As the Donald Trump administration pushes ahead with hard-line policies such as deploying the National Guard to cities with strong Democratic support under the pretext of "maintaining public order," backlash from local governments is intensifying. Minister Kristi Noem called Chicago, where protests over immigration enforcement have escalated, "a war zone," and Democratic governors and mayors pushed back, saying, "The federal government is creating a war zone."
Minister Noem said in an interview with Fox News on the 5th (local time), "Mayor Brandon Johnson's Chicago is a war zone," and criticized, "Mayor Johnson is lying about the situation on the ground so that criminals can go to Chicago and ruin people's lives."
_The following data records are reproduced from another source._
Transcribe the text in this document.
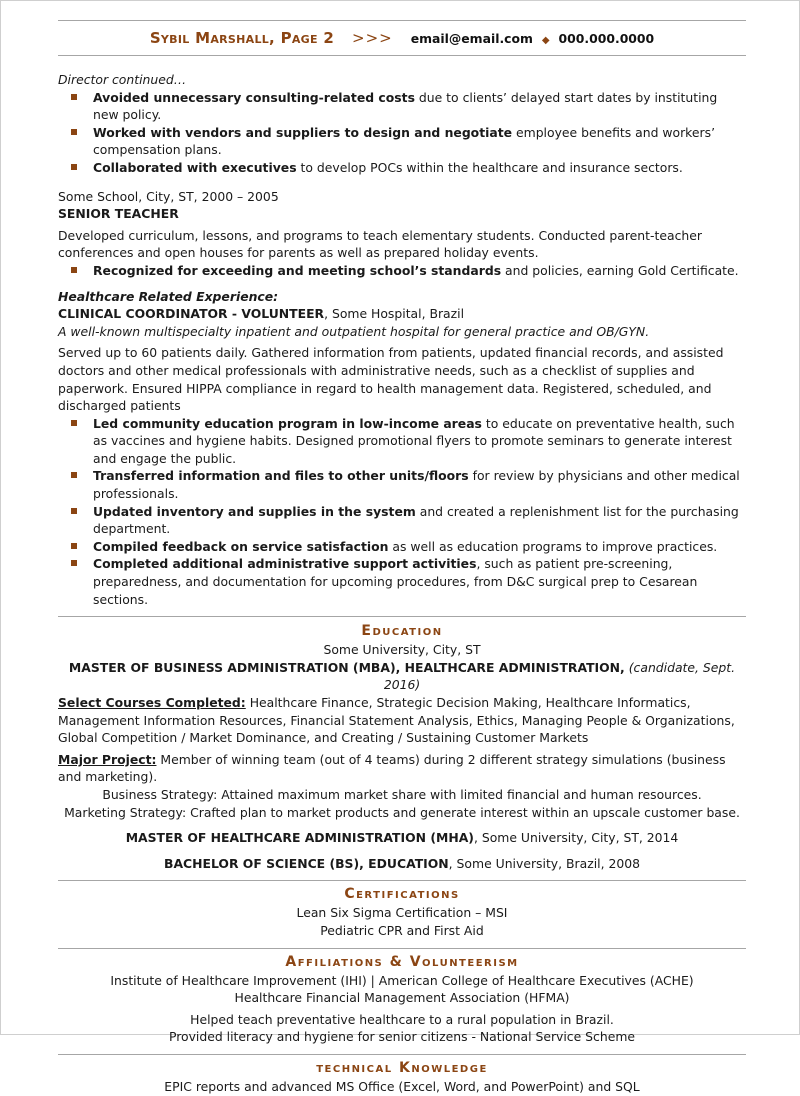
Sybil Marshall, Page 2 >>> email@email.com ◆ 000.000.0000
Director continued…
Avoided unnecessary consulting-related costs due to clients’ delayed start dates by instituting new policy.
Worked with vendors and suppliers to design and negotiate employee benefits and workers’ compensation plans.
Collaborated with executives to develop POCs within the healthcare and insurance sectors.
Some School, City, ST, 2000 – 2005
SENIOR TEACHER
Developed curriculum, lessons, and programs to teach elementary students. Conducted parent-teacher conferences and open houses for parents as well as prepared holiday events.
Recognized for exceeding and meeting school’s standards and policies, earning Gold Certificate.
Healthcare Related Experience:
CLINICAL COORDINATOR - VOLUNTEER, Some Hospital, Brazil
A well-known multispecialty inpatient and outpatient hospital for general practice and OB/GYN.
Served up to 60 patients daily. Gathered information from patients, updated financial records, and assisted doctors and other medical professionals with administrative needs, such as a checklist of supplies and paperwork. Ensured HIPPA compliance in regard to health management data. Registered, scheduled, and discharged patients
Led community education program in low-income areas to educate on preventative health, such as vaccines and hygiene habits. Designed promotional flyers to promote seminars to generate interest and engage the public.
Transferred information and files to other units/floors for review by physicians and other medical professionals.
Updated inventory and supplies in the system and created a replenishment list for the purchasing department.
Compiled feedback on service satisfaction as well as education programs to improve practices.
Completed additional administrative support activities, such as patient pre-screening, preparedness, and documentation for upcoming procedures, from D&C surgical prep to Cesarean sections.
Education
Some University, City, ST
MASTER OF BUSINESS ADMINISTRATION (MBA), HEALTHCARE ADMINISTRATION, (candidate, Sept. 2016)
Select Courses Completed: Healthcare Finance, Strategic Decision Making, Healthcare Informatics, Management Information Resources, Financial Statement Analysis, Ethics, Managing People & Organizations, Global Competition / Market Dominance, and Creating / Sustaining Customer Markets
Major Project: Member of winning team (out of 4 teams) during 2 different strategy simulations (business and marketing).
Business Strategy: Attained maximum market share with limited financial and human resources.
Marketing Strategy: Crafted plan to market products and generate interest within an upscale customer base.
MASTER OF HEALTHCARE ADMINISTRATION (MHA), Some University, City, ST, 2014
BACHELOR OF SCIENCE (BS), EDUCATION, Some University, Brazil, 2008
Certifications
Lean Six Sigma Certification – MSI
Pediatric CPR and First Aid
Affiliations & Volunteerism
Institute of Healthcare Improvement (IHI) | American College of Healthcare Executives (ACHE)
Healthcare Financial Management Association (HFMA)
Helped teach preventative healthcare to a rural population in Brazil.
Provided literacy and hygiene for senior citizens - National Service Scheme
technical Knowledge
EPIC reports and advanced MS Office (Excel, Word, and PowerPoint) and SQL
Prior to Minister Noem's interview, President Trump approved a plan to deploy 300 Illinois National Guard troops to Chicago. The National Guard, the military force maintained by each state, is under the governor's command in peacetime, but in an emergency can be mobilized by the federal government at the president's direction.
Regarding the deployment of the National Guard, Minister Noem said, "Residents know that the cities we go into have become much freer," adding, "Residents have become much safer. Just because we arrived, we caught thousands of criminals who were on the streets of Chicago."
Chicago Mayor Brandon Johnson has criticized immigration crackdowns and the National Guard deployment as "insane and harmful." Illinois Gov. JB Pritzker also pushed back in an interview with CNN, saying, "It is they (the federal government) who are turning it into a war zone."
Recently in Chicago, protests have continued against the Trump administration's immigration enforcement. The previous day, in the city's southwest, an immigration enforcement agent shot and injured a U.S. citizen. In response to the news, protests in Chicago against the Trump administration's immigration policy reportedly grew even more intense.